States and school districts nationwide are moving to lengthen the day
at struggling schools, spurred by grim test results suggesting that
more than 10,000 schools are likely to be declared failing under
federal law next year.....
But the movement, which has expanded the day in
some schools by as little as 30 minutes or as much as two hours, has
many critics: among administrators, who worry about the cost; among
teachers, whose unions say they work hard enough as it is, and have
sought more pay and renegotiation of contracts; and among parents, who
say their children spend enough time in school already.
Still others question the equity of moving toward a system where
students at low-performing, often urban, schools get more teaching than
students at other schools.
And of all the steps school districts
take to try to improve student achievement, lengthening the day is
generally the costliest — an extra $1,300 a student annually here in
Massachusetts — and difficult to sustain.
The idea of a longer
day was first promoted in charter schools — public schools that are
tax-supported but independently run. But the surge of interest has been
spurred largely by the federal No Child Left Behind law, which requires
annual testing of students, with increasingly dire consequences for
schools that fall short each year, including possible closing.
Pressed
by the demands of the law, school officials who support longer days say
that much of the regular day must concentrate on test preparation. With
extra hours, they say, they can devote more time to test readiness, if
needed, and teach subjects that have increasingly been dropped from the
curriculum, like history, art, drama.
“Whether it’s No Child
Left Behind or local standards, when you start realizing that we’re
really having a hard time raising kids to standards, you see you need
more time,” said Christopher Gabrieli of Massachusetts 2020, a
nonprofit education advocacy group that supports a longer school day.
“As people are starting to really sweat, they’ve increasingly started
to think really hard about ‘are we giving them enough time?’ ”
Still,
some educators question whether keeping children in school longer will
improve their performance. A recent report by the Education Sector, a
centrist nonprofit research group, found that unless the time students
are engaged in active learning — mastering academic subjects — is
increased, adding hours alone may not do much.....

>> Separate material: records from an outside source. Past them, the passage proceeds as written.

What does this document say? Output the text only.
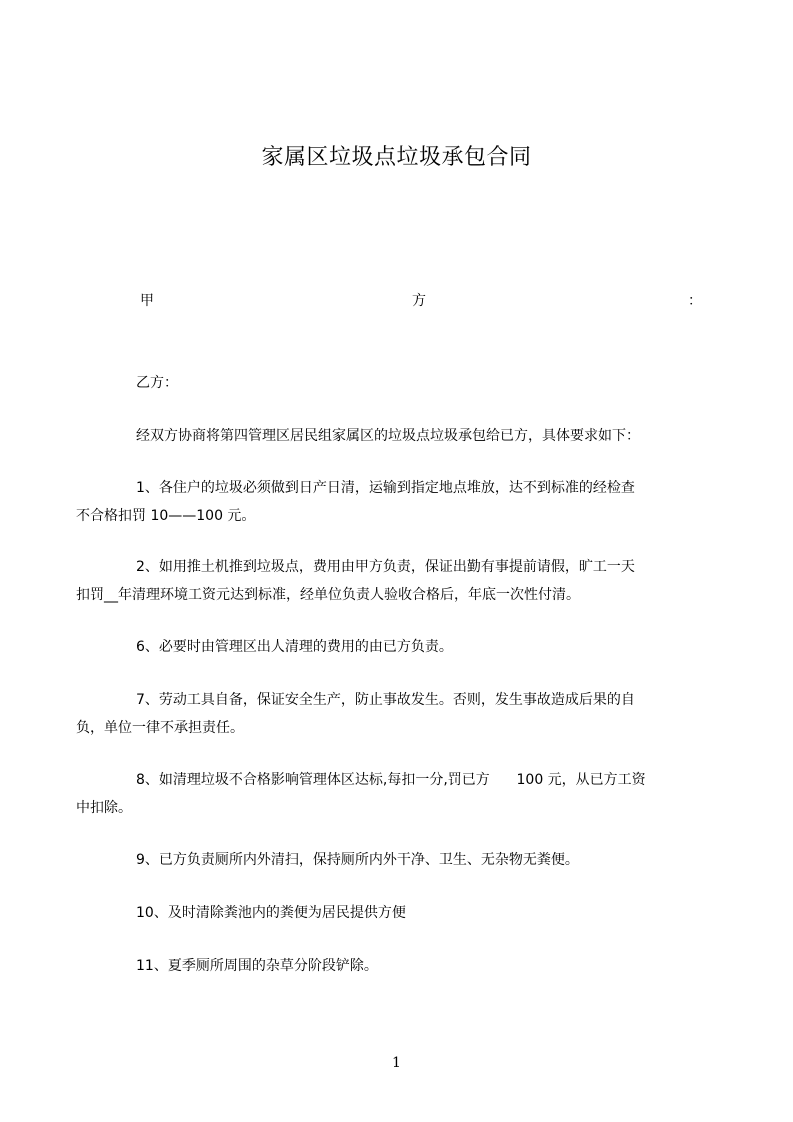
家属区垃圾点垃圾承包合同
甲	方	：
乙方：
经双方协商将第四管理区居民组家属区的垃圾点垃圾承包给已方，具体要求如下：
1、各住户的垃圾必须做到日产日清，运输到指定地点堆放，达不到标准的经检查
不合格扣罚 10——100 元。
2、如用推土机推到垃圾点，费用由甲方负责，保证出勤有事提前请假，旷工一天
扣罚__年清理环境工资元达到标准，经单位负责人验收合格后，年底一次性付清。
6、必要时由管理区出人清理的费用的由已方负责。
7、劳动工具自备，保证安全生产，防止事故发生。否则，发生事故造成后果的自
负，单位一律不承担责任。
8、如清理垃圾不合格影响管理体区达标,每扣一分,罚已方      100 元，从已方工资
中扣除。
9、已方负责厕所内外清扫，保持厕所内外干净、卫生、无杂物无粪便。
10、及时清除粪池内的粪便为居民提供方便
11、夏季厕所周围的杂草分阶段铲除。
1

Though the trend could accentuate the differences between poor and
middle-class students, with low-income students forced to spend longer
hours behind their desks, Ms. Chung noted that middle-class children
“basically have their own extended day that their parents have put
together for them.” The virtue of the extended day, educators say, is
that it forces children who might not otherwise attend voluntary
after-school programs to spend time on studies....
(However, some) parents also opposed the plan, concerned that
longer days would be too taxing for children, especially the younger
ones. Parents also feared their children would have to walk home in the
dark and said that a longer day would cut into family time.
Do you think the day should be lengthened at struggling schools? Do you think it will improve performance? Will it help children or simply help the school? Will it accentuate the differences between poor and middle-class students? Is this fair to children and teachers? Finally, would you support a plan that lengthened your child's school day?